One might find this long on the 3 hour time. I for one never looked at the clock once. Some fine actor/Actresses with bit parts like a young Shirley MacLaine as an India princess, Frank Sinatra as a piano player and Sir John Gielgud as a fired butler. Has all the great touches like snow being grabbed over the alps to cool Champaign or great visual costumes of Spain. This movie version everyone should watch at least once. You just can't beat that technicolor in HD some times.
This is a 1956 adventure film starring David Niven and Cantinflas, directed by Michael Anderson.

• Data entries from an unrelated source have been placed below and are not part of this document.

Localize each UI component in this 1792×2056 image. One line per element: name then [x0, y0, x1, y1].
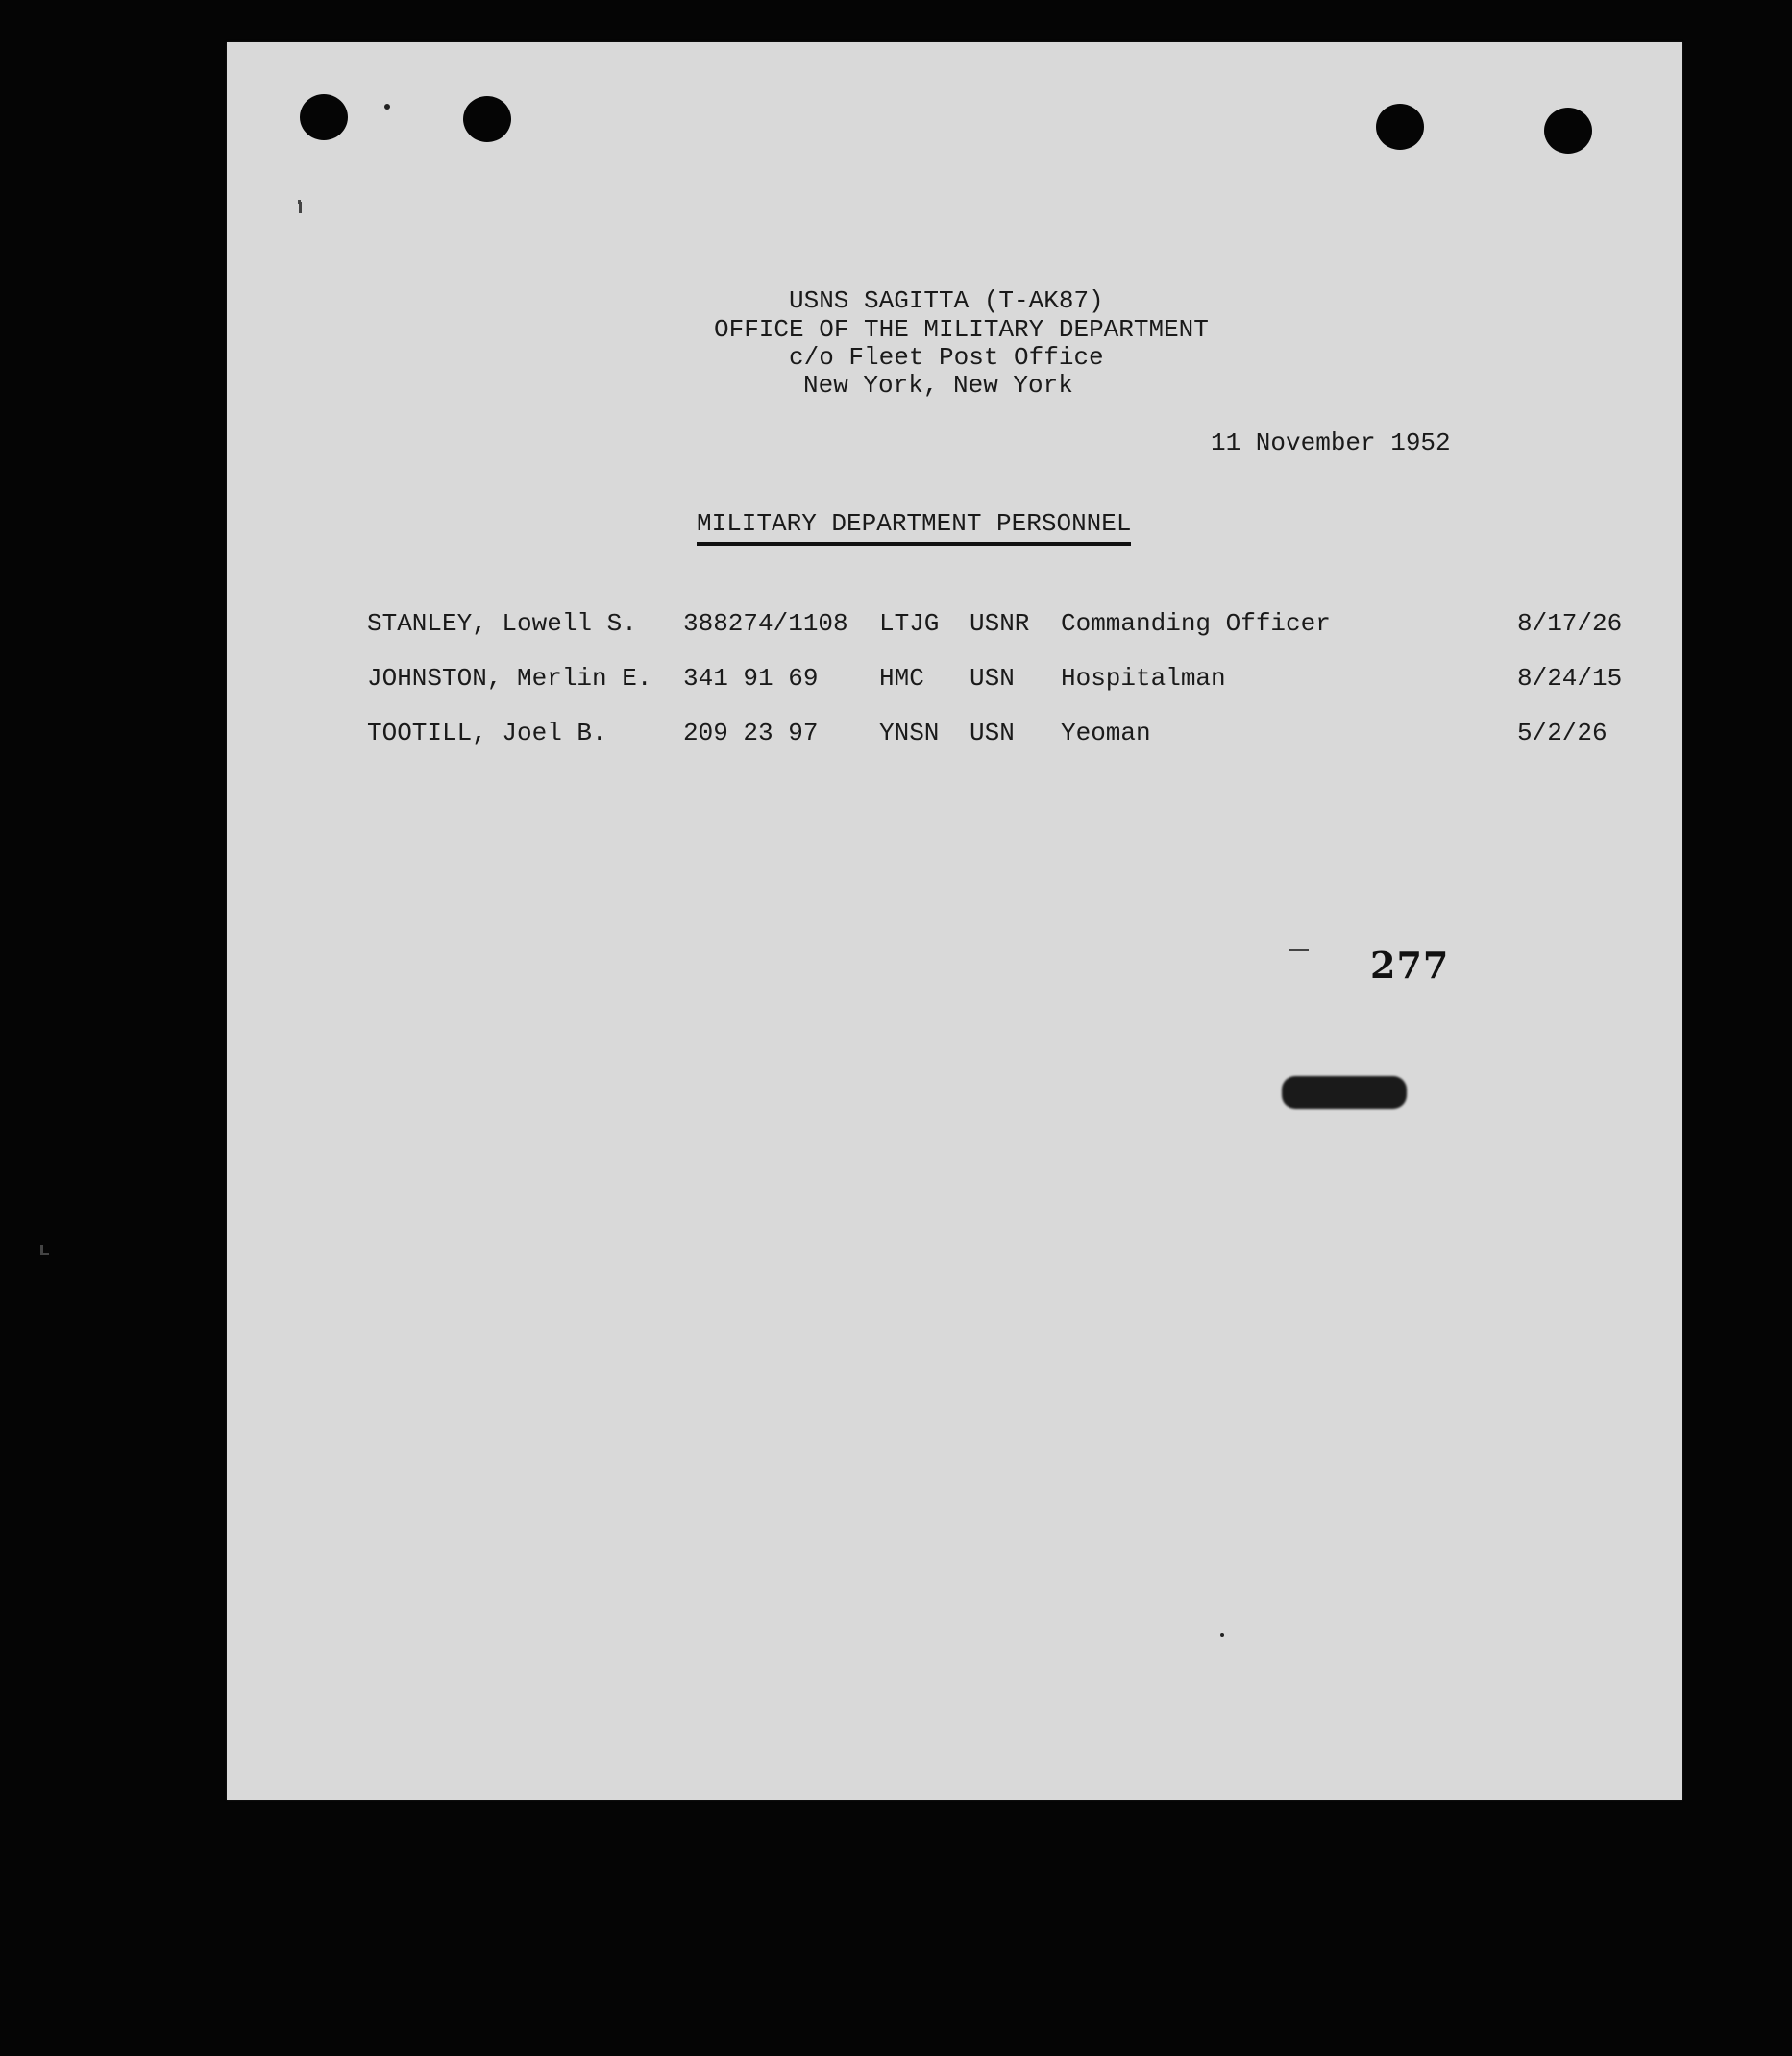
personnel-dob: 8/24/15 — [1517, 664, 1623, 693]
personnel-rank: LTJG — [879, 609, 940, 638]
section-title: MILITARY DEPARTMENT PERSONNEL — [697, 509, 1131, 546]
table-row — [367, 609, 1623, 642]
punch-hole-3 — [1376, 104, 1424, 150]
personnel-branch: USNR — [970, 609, 1030, 638]
page-number-stamp: 277 — [1370, 943, 1450, 987]
personnel-dob: 5/2/26 — [1517, 719, 1608, 747]
margin-mark — [299, 202, 302, 213]
personnel-name: STANLEY, Lowell S. — [367, 609, 637, 638]
personnel-serial: 341 91 69 — [683, 664, 819, 693]
personnel-branch: USN — [970, 719, 1015, 747]
punch-hole-1 — [300, 94, 348, 140]
personnel-serial: 209 23 97 — [683, 719, 819, 747]
personnel-branch: USN — [970, 664, 1015, 693]
personnel-dob: 8/17/26 — [1517, 609, 1623, 638]
letterhead-address-line1: c/o Fleet Post Office — [789, 343, 1104, 372]
punch-hole-2 — [463, 96, 511, 142]
table-row — [367, 719, 1608, 751]
margin-mark — [1289, 949, 1309, 951]
speck — [384, 104, 390, 110]
document-page — [227, 42, 1682, 1800]
personnel-rank: YNSN — [879, 719, 940, 747]
scan-artifact — [41, 1253, 49, 1255]
personnel-name: TOOTILL, Joel B. — [367, 719, 607, 747]
personnel-title: Hospitalman — [1061, 664, 1226, 693]
letterhead-address-line2: New York, New York — [803, 371, 1073, 400]
personnel-serial: 388274/1108 — [683, 609, 848, 638]
personnel-rank: HMC — [879, 664, 924, 693]
letterhead-ship-name: USNS SAGITTA (T-AK87) — [789, 286, 1104, 315]
punch-hole-4 — [1544, 108, 1592, 154]
personnel-name: JOHNSTON, Merlin E. — [367, 664, 652, 693]
table-row — [367, 664, 1623, 697]
letterhead-office: OFFICE OF THE MILITARY DEPARTMENT — [714, 315, 1209, 344]
document-date: 11 November 1952 — [1211, 428, 1451, 457]
personnel-title: Yeoman — [1061, 719, 1151, 747]
speck — [1220, 1633, 1224, 1637]
struck-out-number — [1282, 1076, 1407, 1109]
personnel-title: Commanding Officer — [1061, 609, 1331, 638]
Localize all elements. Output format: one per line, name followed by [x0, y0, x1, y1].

The story is based on the novel written by the French writer Jules Verne, first published in 1873.
Around 1872, an English gentleman Phileas Fogg (David Niven) claims he can circumnavigate the world in eighty days.
He makes a £20,000 wager (equal to £1,324,289 today) with several skeptical fellow members of the Reform Club, that he can arrive back within 80 days before exactly 8:45 pm.
Together with his resourceful valet, Passepartout (Cantinflas), Fogg sets out on his journey from Paris via a hot air balloon.
Meanwhile, suspicion grows that Fogg has stolen £55,000 (equal to £3,641,794 today) from the Bank of England so Police Inspector Fix (Robert Newton) is sent out by Scotland Yard to trail and arrest Fogg.
Hopscotching around the globe, Fogg pauses in Spain, where Passepartout engages in a comic bullfight.
In India, Fogg and Passepartout rescue young widow Princess Aouda (Shirley MacLaine) from being forced into a funeral pyre with her late husband.
In Japan, Passepartout visits Kamakura and sees the giant statue of Amida Buddha, which is the real McCoy.
Although it looks alike, Mount Fuji-yama looks somewhat different to the eyes of a Japanese.
Then the threesome visit San Francisco, and the Wild West.
Only hours short of winning his wager, Fogg is arrested upon returning to London, by the diligent yet misguided Inspector Fix.
The film won five Academy Awards, including Best Picture.
It's really funny.
You wouldn't be disappointed.
Charming adaptation of the Jules Verne novel. My only complaint is that the bullfighting scene is too long.
Amusing movie, a little long but still interesting.